For every meteorological station, a curve estimation regression is carried out on the MDAT data for every decade, from the 1960s to the 2000s, using different regression models, including linear, quadratic, compound, growth, logarithmic, cubic, S, exponential, inverse, power and logistical. By estimating the Sig. and R2 of every regression model, the best regression model can be determined. Generally, the selected model has a Sig. below 0.05 and an R2 greater than 0.8 for every meteorological station.
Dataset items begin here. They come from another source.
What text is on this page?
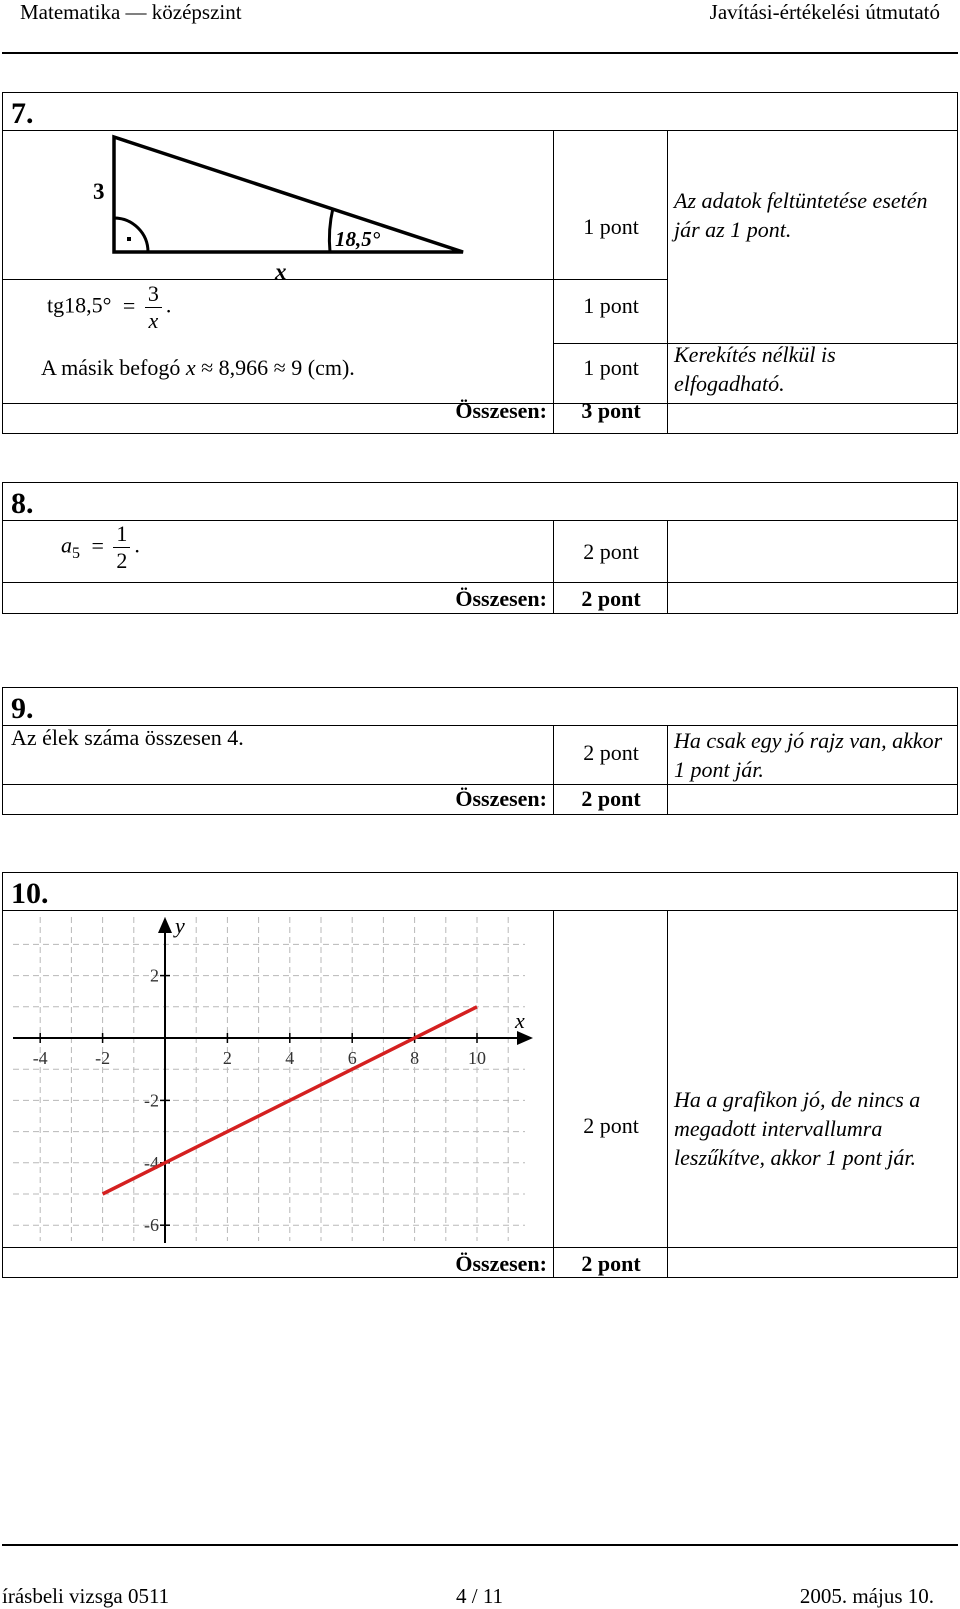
Matematika — középszint	Javítási-értékelési útmutató
7.
3
18,5°
x
1 pont
Az adatok feltüntetése esetén jár az 1 pont.
$tg18,5^\circ = \frac{3}{x}$ .	1 pont
A másik befogó x ≈ 8,966 ≈ 9 (cm).	1 pont
Kerekítés nélkül is elfogadható.
Összesen:	3 pont
8.
$a_5 = \frac{1}{2}$ .	2 pont
Összesen:	2 pont
9.
Az élek száma összesen 4.
2 pont	Ha csak egy jó rajz van, akkor 1 pont jár.
Összesen:	2 pont
10.
x
y
-4	-2	2	4	6	8	10
2
-2
-4
-6
2 pont
Ha a grafikon jó, de nincs a megadott intervallumra leszűkítve, akkor 1 pont jár.
Összesen:	2 pont
írásbeli vizsga 0511	4 / 11	2005. május 10.
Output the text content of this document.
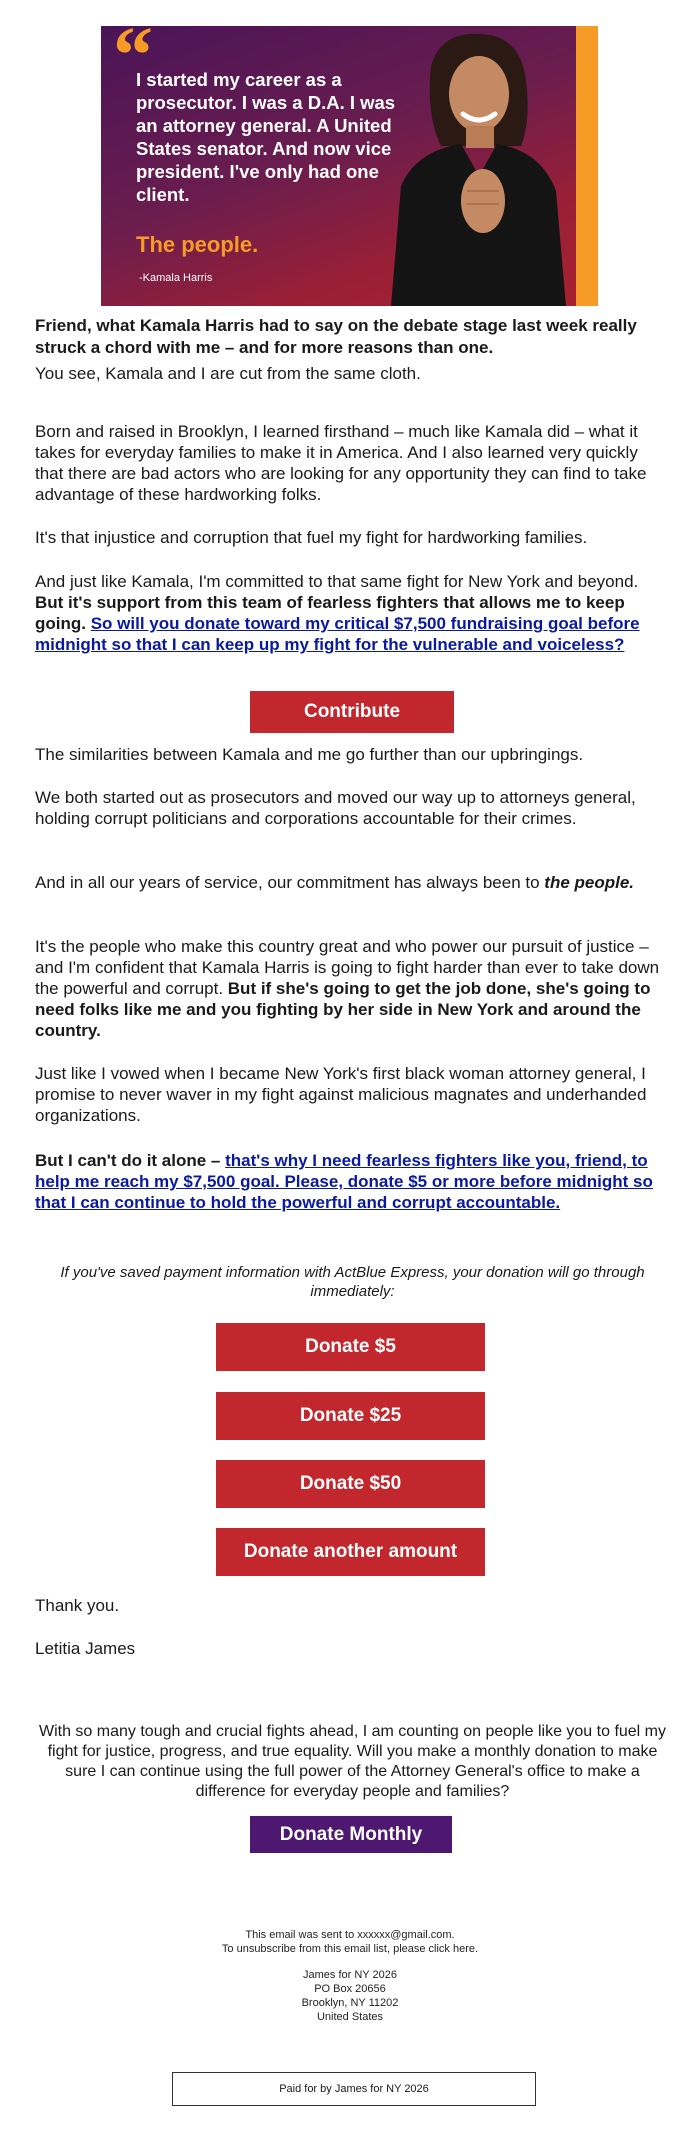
“
I started my career as a prosecutor. I was a D.A. I was an attorney general. A United States senator. And now vice president. I've only had one client.
The people.
-Kamala Harris

Friend, what Kamala Harris had to say on the debate stage last week really struck a chord with me – and for more reasons than one.

You see, Kamala and I are cut from the same cloth.

Born and raised in Brooklyn, I learned firsthand – much like Kamala did – what it takes for everyday families to make it in America. And I also learned very quickly that there are bad actors who are looking for any opportunity they can find to take advantage of these hardworking folks.

It's that injustice and corruption that fuel my fight for hardworking families.

And just like Kamala, I'm committed to that same fight for New York and beyond. But it's support from this team of fearless fighters that allows me to keep going. So will you donate toward my critical $7,500 fundraising goal before midnight so that I can keep up my fight for the vulnerable and voiceless?

Contribute

The similarities between Kamala and me go further than our upbringings.

We both started out as prosecutors and moved our way up to attorneys general, holding corrupt politicians and corporations accountable for their crimes.

And in all our years of service, our commitment has always been to the people.

It's the people who make this country great and who power our pursuit of justice – and I'm confident that Kamala Harris is going to fight harder than ever to take down the powerful and corrupt. But if she's going to get the job done, she's going to need folks like me and you fighting by her side in New York and around the country.

Just like I vowed when I became New York's first black woman attorney general, I promise to never waver in my fight against malicious magnates and underhanded organizations.

But I can't do it alone – that's why I need fearless fighters like you, friend, to help me reach my $7,500 goal. Please, donate $5 or more before midnight so that I can continue to hold the powerful and corrupt accountable.

If you've saved payment information with ActBlue Express, your donation will go through immediately:

Donate $5
Donate $25
Donate $50
Donate another amount

Thank you.

Letitia James

With so many tough and crucial fights ahead, I am counting on people like you to fuel my fight for justice, progress, and true equality. Will you make a monthly donation to make sure I can continue using the full power of the Attorney General's office to make a difference for everyday people and families?

Donate Monthly
This email was sent to xxxxxx@gmail.com.
To unsubscribe from this email list, please click here.
James for NY 2026
PO Box 20656
Brooklyn, NY 11202
United States
Paid for by James for NY 2026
Thus, the predicted value can be credible, and the MDAT data in every decade from the 2010s to the 2040s can be predicted for every meteorological station.
Based on the MDAT data for every decade from the 1990s to the 2040s at the meteorological stations, the linear regression model is built using the MDAT data, topographic factors (including elevation, slope, sine value and cosine value of the aspect), and location parameters (latitude and longitude) at the F probability of 0.05, which is shown in
Table 1.
The following can be found in
Table 1: MDAT data have a close relation to elevation, latitude and longitude, and the R
2 is above 0.90, so it is acceptable to simulate MDAT data for the whole of the Qilian Mountains using these linear regression models for the decades from the 1990s to the 2040s.
The longitude and latitude factors are built first. The final raster data of latitude and longitude have the same resolution and projection as other factors, and the value of every pixel in the data is the latitude or longitude of the pixel.
Then, the MDAT data for the whole of the Qilian Mountains can be simulated using the linear regression models in
Table 1. By subtracting the simulation data from the survey data at every meteorological station, the residual MDAT data are acquired. Using the proper interpolation method, the residual MDAT data for the whole of the Qilian Mountains can be computed. By adding the interpolated residual MDAT data to the simulation data, the final MDAT data for the whole of the Qilian Mountains have the same values with as original data from the meteorological stations. The final MDAT data in the 1990s and the 2040s are shown in
Figure 2.
The final MDAT have similar distribution in the 1990s and 2040s, so the data in other decades are omitted in
Figure 2. In the final MDAT data, the values at the meteorological stations are equal to the survey data from the same meteorological stations. To quantitatively analyze the MDAT data, a statistical analysis is conducted, as shown in
Table 2.
The MDAT data are low in the eastern part, basins and lakes, such as the Qinghai Lake, which is high in the upper part of the mountains with high elevations, as shown in
Figure 3 and
Table 2. From the 1990s to the 2040s, the MDAT data continually increased, and the mean value increased by nearly 2.0 °C.